Detroit Mayor Mike Duggan, a spokesman for questions about any measures to ensure that the I-375 project benefits nearby black residents who may be at risk of gentrification, suggested the project is not such a case. .

“The proposed 375 project does not involve the movement of anyone – it involves the potential movement of a commuter highway on a surface road,” Mayor’s spokesman John Roach said in an email. “I am not aware of the possible inconveniences of commuters as a recognized form of gentrification.”

But the Michigan Department of Transportation said property values ​​and rents may increase in adjacent I-375 residential areas, indicating that the project may trigger gentrification. The spokesman did not respond to requests for comment on the department’s findings.

Transport Secretary Pete Buttigieg is listening during his confirmation hearing earlier this year.  (Photo by Stefani Reynolds / Getty Images)

Gentrification seems to be on Buttigieg’s radar, but how he will approach it is unclear.
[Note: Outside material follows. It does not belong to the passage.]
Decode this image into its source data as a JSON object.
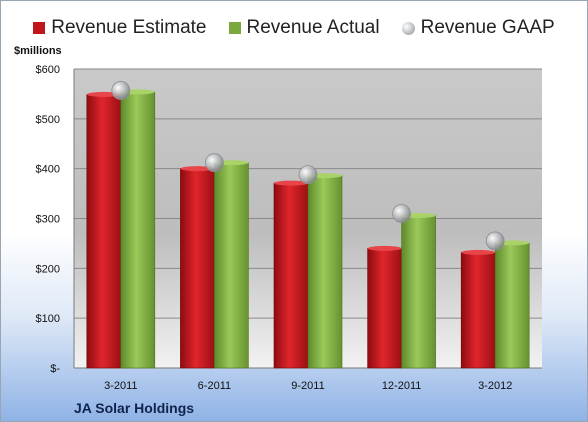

“There has been a legacy of misinvestment and missed opportunities in federal transportation policies that reinforce racial and economic inequality,” Buttigieg said in a statement to CNN Business. “We must be careful that these mistakes are not repeated in ongoing projects.”

Buttigieg declined to detail the specific measures he recommended to be taken to prevent further damage to communities already adversely affected by highways.

He also said he would not step in and stop the Shreveport I-49 project, which is awaiting federal approval. However, he said ongoing projects are being assessed on a case-by-case basis to determine if the department can intervene to address community concerns.

Jordan, the Detroit historian, finds that when he holds tournaments or conferences, few people know the history of the Black Bottom and black businesses and institutions in Detroit. He used to hear from people who heard that “black people confused the city,” he said – a belief that the city was great when Henry Ford was in Detroit and that things were great until blacks took over the city.

He he called on the government to address the damaged black business when the neighborhood was destroyed more than 60 years ago, so it can be among the beneficiaries of the redevelopment. And Jordan added that a historic landmark and a a community center should be built in the new neighborhood to educate people about the black bottom.

“There has to be some kind of acknowledgment of what happened,” Jordan said. “There has to be a part of this story.”